Good Scrap and Good Stories

POINTING to a rickety old typewriter with its spools and springs agape, Nirmal said to me with quiet pride, "I've got all my stories out of this." Nirmal was alluding to his literary creations, the nine novels he has written in the last 25 years.

When I first heard of Nirmal's proclivity for the pen, the fact had struck me as highly incongruous. Wouldn't his humdrum job as the keeper of the storeroom of the museum where we work serve to keep the muses away? It was hard for me to imagine how one's daily preoccupation with managing provisions and handling raw stock could facilitate the conception of plots and characters. But then this was before I became friends with Nirmal.

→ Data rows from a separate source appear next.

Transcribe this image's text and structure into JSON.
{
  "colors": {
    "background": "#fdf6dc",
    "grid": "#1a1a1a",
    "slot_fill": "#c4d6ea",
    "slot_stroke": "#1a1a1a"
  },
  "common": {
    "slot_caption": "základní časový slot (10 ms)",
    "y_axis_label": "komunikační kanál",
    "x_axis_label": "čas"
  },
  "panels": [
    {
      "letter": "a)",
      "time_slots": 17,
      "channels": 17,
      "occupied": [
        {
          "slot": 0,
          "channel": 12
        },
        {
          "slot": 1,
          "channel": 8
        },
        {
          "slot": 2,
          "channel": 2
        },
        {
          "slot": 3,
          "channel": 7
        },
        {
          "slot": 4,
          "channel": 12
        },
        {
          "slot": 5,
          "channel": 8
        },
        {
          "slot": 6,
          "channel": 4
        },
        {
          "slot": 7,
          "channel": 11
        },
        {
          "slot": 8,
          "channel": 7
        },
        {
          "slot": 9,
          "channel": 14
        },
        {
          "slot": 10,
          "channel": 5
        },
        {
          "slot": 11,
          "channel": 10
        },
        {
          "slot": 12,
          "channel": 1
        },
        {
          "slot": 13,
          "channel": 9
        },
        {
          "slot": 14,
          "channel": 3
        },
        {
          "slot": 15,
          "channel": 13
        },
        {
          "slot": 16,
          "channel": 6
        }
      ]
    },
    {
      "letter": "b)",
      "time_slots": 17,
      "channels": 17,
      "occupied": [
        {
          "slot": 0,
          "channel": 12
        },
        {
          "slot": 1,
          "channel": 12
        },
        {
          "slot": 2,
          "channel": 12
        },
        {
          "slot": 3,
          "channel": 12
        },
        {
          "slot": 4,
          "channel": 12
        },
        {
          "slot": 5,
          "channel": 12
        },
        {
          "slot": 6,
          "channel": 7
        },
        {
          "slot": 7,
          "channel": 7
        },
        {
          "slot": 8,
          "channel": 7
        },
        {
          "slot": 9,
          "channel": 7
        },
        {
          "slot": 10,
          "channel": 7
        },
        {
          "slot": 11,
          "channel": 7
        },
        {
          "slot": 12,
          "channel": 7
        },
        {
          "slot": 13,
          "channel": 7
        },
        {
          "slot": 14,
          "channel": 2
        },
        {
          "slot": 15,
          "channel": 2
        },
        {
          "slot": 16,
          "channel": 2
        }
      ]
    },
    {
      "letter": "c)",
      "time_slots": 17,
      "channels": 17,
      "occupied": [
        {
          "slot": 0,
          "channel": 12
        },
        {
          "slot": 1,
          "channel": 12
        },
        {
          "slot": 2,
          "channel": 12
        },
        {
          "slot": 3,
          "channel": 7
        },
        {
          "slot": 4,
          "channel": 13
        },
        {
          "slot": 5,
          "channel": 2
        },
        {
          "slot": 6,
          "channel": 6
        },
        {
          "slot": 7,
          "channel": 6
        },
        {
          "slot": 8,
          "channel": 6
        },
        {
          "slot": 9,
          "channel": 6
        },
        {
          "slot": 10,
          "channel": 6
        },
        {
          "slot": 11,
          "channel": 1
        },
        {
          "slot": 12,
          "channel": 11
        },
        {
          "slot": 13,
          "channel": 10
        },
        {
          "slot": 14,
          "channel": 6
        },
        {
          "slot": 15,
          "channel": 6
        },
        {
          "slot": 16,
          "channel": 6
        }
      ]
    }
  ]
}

Nirmal writes his stories in Hindi, the native language of north India. Describing situations and relationships with sensitivity and candor, he mainly explores themes from pastoral life. I guess this is his way of staying in touch with the rural ethos. I make this presumption because I know that Nirmal grew up in a small village by the side of the Ganges river. My friend often speaks to me of his childhood home, painting word-pictures of bright blue skies and golden harvests and dancing fireflies that I,

a city-dweller, can only perceive from afar, like a moviegoer enjoying the sparkling seas washing upon exotic palm-fringed beaches on screen.

Like any hard-working author who hopes to get published, Nirmal has been trying to get his break in the Hindi literary circuit, which is a small and fledgling market for novelists. "It's like this," Nirmal explains, "There has been a serious erosion of the home readership because of the coming of video and cable television. The growth of popular Hindi magazines has also contributed to narrow the market for novels. The travel segment is where I've pinned my hopes. More and more people seem to be browsing railroad bookshops for the kind of stories I write."

Haven't the dry, unfruitful years of endeavor blunted his enthusiasm? I asked my friend this once while we shared lunch inside the cool, cavernous shed that serves as his storeroom. Nirmal was quiet for some moments, looking thoughtfully at the leafy tamarind tree outside the window. His answer, when it came, was deep and clear as fresh spring water. "Yes, I do want to see my manuscripts in the press. But I guess I couldn't have carried on for so long if it had been my sole concern."

Strangely, it is Nirmal's attitude toward his other concern, his "humdrum" storeroom chores, that gives me an insight into how he's able to handle his literary aspirations with such maturity. I find Nirmal's absorption with the nitty-gritty of his daily work - be it ordering a new batch of furniture, getting a faulty air conditioner repaired, or issuing me stationery - as complete as the concentration with which he clacks out a story idea on his vintage typewriter. Nirmal loves his storeroom, its unrulin ess, its smells of machine oil and paper and packets of washing soap.

Walk into Nirmal's storeroom any day, and you'll be confronted with bags and cartons filling the vast groundspace around his table. A cyclostyle perches atop a large wooden crate. Half a dozen fans lie huddled together in one corner. Metal racks rise up to the ceiling. Nirmal's table, with its ping-pong-size surface, is home to numerous unwanted utilities such as old locks, brass doorknobs gone out of fashion, an assortment of burnt-out electrical switches, and other discards periodically phased out of t he museum.

NIRMAL is forever trying to retrieve useful bits and pieces from the motley collection on his table. So I know that the unaffected copper screws and pins will be assiduously removed from the fused switches and put away in little plastic packets for future use, and the rusted locks will be cajoled with oil in the hope of getting the levers to move again. Meanwhile, the doorknobs serve as convenient paperweights.

My friend's obsession with resuscitating scrap surprises me to no end. How does it mix, I wonder, with his other passion? Nirmal, of course, is quite bemused by my incomprehension. In fact, he tells me that his dual preoccupations are not as different as they seem. He says, "Isn't it a little like writing, working at all this jumble? Either way you've got to make sense out of confusion."

Now, I've known my friend long enough to be sure that his lighthearted explanation is no mere play of wit. Somewhere along the way, he has discovered the secret of reconciling the incompatibles of literature and trivia.

And I have come to further believe that Nirmal's "secret" is bound up with a deeper conciliation, where thoughts of future rewards have been subsumed by small everyday joys, such as twisting a vagrant piece of wire into a candlestand or describing the graceful dance of peacocks after the rains.